3. Un troupeau de moutons, Jean Da Ros, La Partie, 2024
Album, dès 3 ans

Un livre à compter, un imagier, un répertoire d’expressions, un poème…: le premier livre pour les petits de Jean Da Ros est tout cela à la fois, condensé dans un carré de 15 cm de côté! 

On dit un essaim d’abeilles, un troupeau de moutons, un banc de poissons. Ces expressions associées à un matériau inattendu en illustration, de petits éléments de plastique de couleur, ronds, de même taille, assemblés et collés, puis disposés de façon évocatrice, voilà une idée originale pour créer de drôles de petits tableaux animés. L’artiste propose une interprétation figurative d’un motif abstrait sous la forme d’une expression et laisse libre cours à son imagination pour en créer de nouvelles, moins attendues et plus fantasques. 

Toutes font référence au monde animal, une base dans les albums pour tout-petits. Les pastilles répondent à un code couleur associé aux espèces citées. Sur le fond uni de la page cartonnée, l’enfant découvrira, suivra du doigt les représentations reconnaissables de canards, d’éléphants ou de girafes, avant de s’aventurer vers d’autres assemblages moins banals: «un murmure d’étourneaux», comme un premier glissement du sens propre au figuré, «une flamboyance de flamants roses», plus visuel, «une obstination de buffles» ou encore «une gorgée de cormorans», carrément métaphoriques. L’imagination fertile d’un artiste qui s’amuse et entraîne le spectateur dans cette double hélice poétique. D’une «laisse de renards» au «pandémonium de perroquets», vite, découvrons la magie de cette initiation à l’art qui ne dit pas son nom, transmise sans en avoir l’air à quiconque se laissera charmer par cet auteur à découvrir. (VC)

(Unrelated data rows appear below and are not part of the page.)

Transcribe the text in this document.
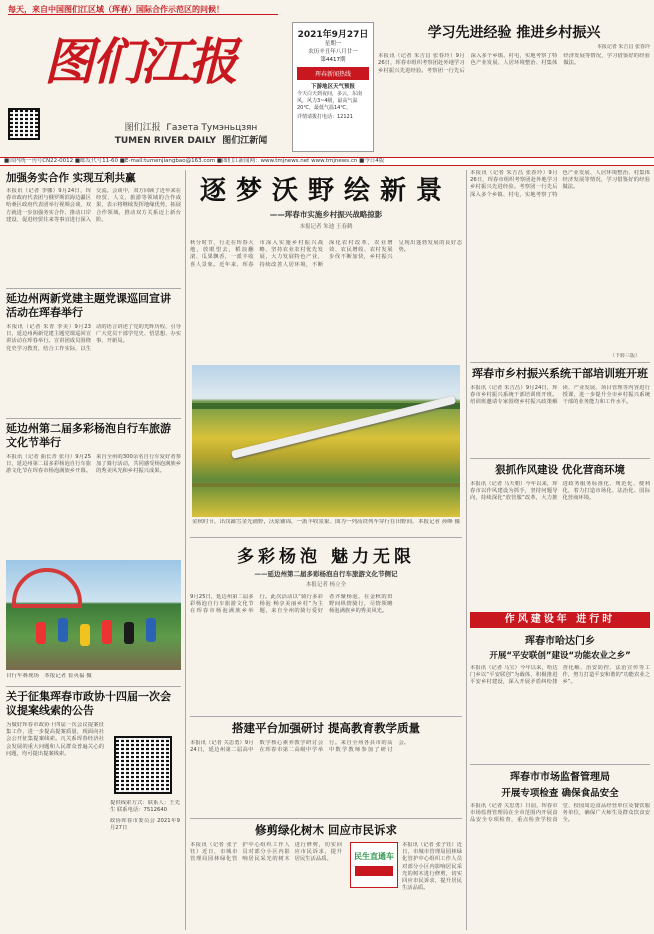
每天，来自中国图们江区域（珲春）国际合作示范区的问候！
图们江报
图们江报 Газета Тумэньцзян
TUMEN RIVER DAILY 图们江新闻
2021年9月27日
星期一
农历辛丑年八月廿一
第4417期
珲春新闻热线
下游地区天气预报
今天白天到夜间，多云，东南风，风力3~4级，最高气温20℃，最低气温14℃。
详情请拨打电话：12121
学习先进经验 推进乡村振兴
本报记者 朱吉昌 张春玲
本报讯（记者 朱吉昌 张春玲）9月26日，珲春市组织考察团赴外地学习乡村振兴先进经验。考察团一行先后深入多个乡镇、村屯，实地考察了特色产业发展、人居环境整治、村集体经济发展等情况，学习借鉴好的经验做法。
■国内统一刊号CN22-0012 ■邮发代号11-60 ■E-mail:tumenjiangbao@163.com ■图们江新闻网：www.tmjnews.net www.tmjnews.cn ■今日4版
加强务实合作 实现互利共赢
本报讯（记者 李娜）9月24日，珲春市政府代表团与俄罗斯滨海边疆区哈桑区政府代表团举行视频会谈，双方就进一步加强务实合作、推动口岸建设、促进经贸往来等事宜进行深入交流。会谈中，双方回顾了近年来在经贸、人文、旅游等领域的合作成果，表示将继续发挥地缘优势，拓展合作领域，推动双方关系迈上新台阶。
延边州两新党建主题党课巡回宣讲活动在珲春举行
本报讯（记者 朱青 李美）9月23日，延边州两新党建主题党课巡回宣讲活动在珲春举行。宣讲团成员围绕党史学习教育，结合工作实际，以生动的语言讲述了党的光辉历程，引导广大党员干部学党史、悟思想、办实事、开新局。
延边州第二届多彩杨泡自行车旅游文化节举行
本报讯（记者 曲长青 张丹）9月25日，延边州第二届多彩杨泡自行车旅游文化节在珲春市杨泡满族乡开幕。来自全州的300余名自行车爱好者参加了骑行活动，共同感受杨泡满族乡的秀美风光和乡村振兴成果。
自行车赛现场 本报记者 崔英福 摄
关于征集珲春市政协十四届一次会议提案线索的公告
为做好珲春市政协十四届一次会议提案征集工作，进一步提高提案质量，现面向社会公开征集提案线索。凡关系珲春经济社会发展的重大问题和人民群众普遍关心的问题，均可提出提案线索。
提供线索方式：联系人：王先生 联系电话：7512640
政协珲春市委员会 2021年9月27日
逐梦沃野绘新景
——珲春市实施乡村振兴战略掠影
本报记者 朱迪 王春鹤
秋分时节，行走在珲春大地，放眼望去，稻浪翻滚、瓜果飘香，一派丰收喜人景象。近年来，珲春市深入实施乡村振兴战略，坚持农业农村优先发展，大力发展特色产业，持续改善人居环境，不断深化农村改革，农业增效、农民增收、农村发展步伐不断加快，乡村振兴呈现出蓬勃发展的良好态势。
金秋时节，出伐鄙雪金光铺野，沃原铺锦，一派丰收景象。图为一列高铁列车穿行在田野间。 本报记者 孙峰 摄
多彩杨泡 魅力无限
——延边州第二届多彩杨泡自行车旅游文化节侧记
本报记者 杨立全
9月25日，延边州第二届多彩杨泡自行车旅游文化节在珲春市杨泡满族乡举行。此次活动以“骑行多彩杨泡 畅享美丽乡村”为主题，来自全州的骑行爱好者齐聚杨泡，在金秋的田野间纵情骑行，尽情领略杨泡满族乡的秀美风光。
搭建平台加强研讨 提高教育教学质量
本报讯（记者 关思勇）9月24日，延边州第二届高中数学核心素养教学研讨会在珲春市第二高级中学举行。来自全州各县市的高中数学教师参加了研讨会。
修剪绿化树木 回应市民诉求
本报讯（记者 张子钰）近日，市城市管理局园林绿化管护中心组织工作人员对部分小区内影响居民采光的树木进行修剪，切实回应市民诉求，提升居民生活品质。	民生直通车
本报讯（记者 张子钰）近日，市城市管理局园林绿化管护中心组织工作人员对部分小区内影响居民采光的树木进行修剪，切实回应市民诉求，提升居民生活品质。
本报讯（记者 朱吉昌 张春玲）9月26日，珲春市组织考察团赴外地学习乡村振兴先进经验。考察团一行先后深入多个乡镇、村屯，实地考察了特色产业发展、人居环境整治、村集体经济发展等情况，学习借鉴好的经验做法。
（下转三版）
珲春市乡村振兴系统干部培训班开班
本报讯（记者 朱吉昌）9月24日，珲春市乡村振兴系统干部培训班开班。培训班邀请专家围绕乡村振兴政策解读、产业发展、项目管理等内容进行授课，进一步提升全市乡村振兴系统干部的业务能力和工作水平。
狠抓作风建设 优化营商环境
本报讯（记者 马天朝）今年以来，珲春市以作风建设为抓手，坚持问题导向，持续深化“放管服”改革，大力推进政务服务标准化、规范化、便利化，着力打造市场化、法治化、国际化营商环境。
作风建设年 进行时
珲春市哈达门乡
开展“平安联创”建设“功能农业之乡”
本报讯（记者 马宝）今年以来，哈达门乡以“平安联创”为载体，积极推进平安乡村建设，深入开展矛盾纠纷排查化解、治安防控、法治宣传等工作，努力打造平安和谐的“功能农业之乡”。
珲春市市场监督管理局
开展专项检查 确保食品安全
本报讯（记者 关思勇）日前，珲春市市场监督管理局在全市范围内开展食品安全专项检查，重点检查学校食堂、校园周边食品经营单位及餐饮服务单位，确保广大师生及群众饮食安全。
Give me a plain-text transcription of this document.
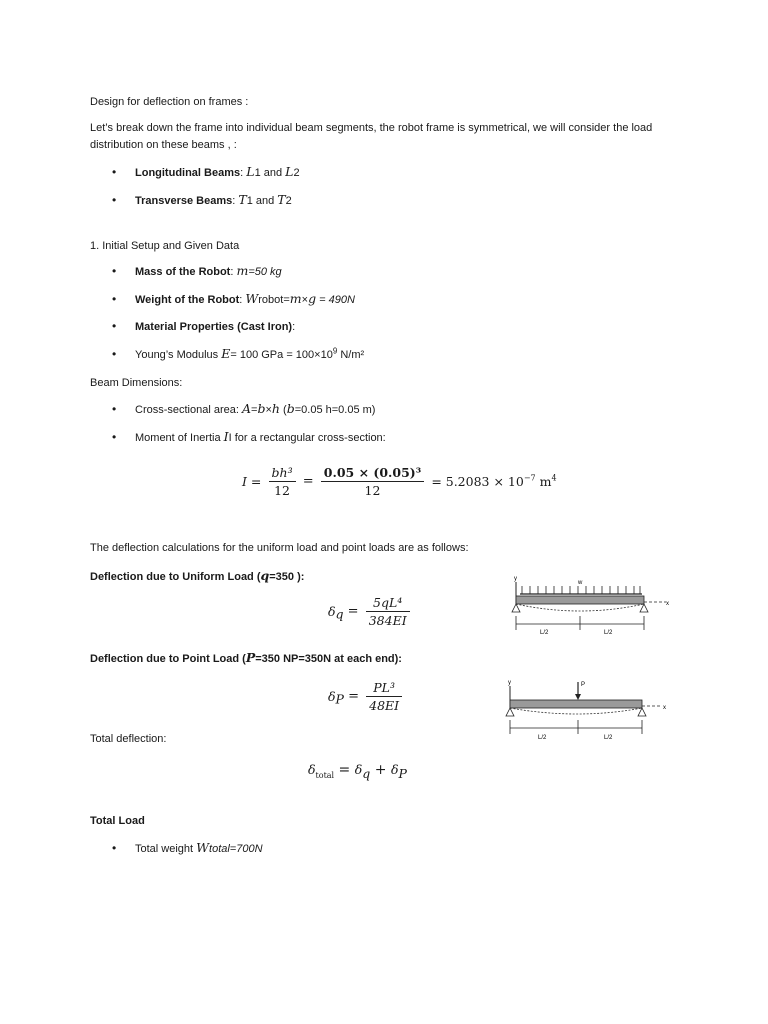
Design for deflection on frames :
Let’s break down the frame into individual beam segments, the robot frame is symmetrical, we will consider the load distribution on these beams , :
• Longitudinal Beams: L1 and L2
• Transverse Beams: T1 and T2
1. Initial Setup and Given Data
• Mass of the Robot: m=50 kg
• Weight of the Robot: Wrobot=m×g = 490N
• Material Properties (Cast Iron):
• Young’s Modulus E= 100 GPa = $100\times 10^9$ N/m²
Beam Dimensions:
• Cross-sectional area: A=b×h (b=0.05 h=0.05 m)
• Moment of Inertia II for a rectangular cross-section:
$I = \frac{\text{bh³}}{12} = \frac{\text{0.05 × (0.05)³}}{12} = 5.2083 \times 10^{-7}$ $m^4$
The deflection calculations for the uniform load and point loads are as follows:
Deflection due to Uniform Load (q=350 ):
$\delta_q = \frac{\text{5qL⁴}}{384EI}$
y
w
x
L/2	L/2
Deflection due to Point Load (P=350 NP=350N at each end):
$\delta_P = \frac{\text{PL³}}{48EI}$	y	P
x
L/2	L/2
Total deflection:
$\delta_{total} = \delta_q + \delta_P$
Total Load
• Total weight Wtotal=700N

4. Heu-reux!, Christian Voltz, Rouergue, 2016
Album, dès 5 ans

La place incontournable de Christian Voltz et son génie créateur dans le monde des auteurs-illustrateurs ne sont plus à présenter. Ses illustrations sont composées d’une foultitude d’objets, très souvent, d’ailleurs, de parties d’objets seulement, aux textures hétéroclites. Chaque composition est ainsi constituée d’un adroit mélange d’éléments naturels et fabriqués et la plupart du temps également «retouchés». Pliés, martelés, aplatis, ondulés, froissés, démantelés, ces objets sont beaucoup moins reconnaissables pour un jeune enfant, car l’effet global de la composition en fait oublier l’origine. Rondelles crantées, clous-agrafes, manches de pioche ou de marteaux, anneaux en cuivre, roues dentées, ressorts, boutons pression mâles ou femelles, chaînettes à boules, fermoirs, boutons, paille de fer, bouts de chaînes à vélo vont ici se métamorphoser en cornes ou colliers, yeux, museaux ou queues, alors que laine, cuir, tissus, paille, cordes et ficelles, branches et papiers texturés finiront de former les personnages animaux et humains, tout comme les paysages de ville ou de campagne, de forêt ou de jardin. Ce foisonnement d’éléments accompagne brillamment les péripéties des événements narrés avec humour et pleins de rebondissements. 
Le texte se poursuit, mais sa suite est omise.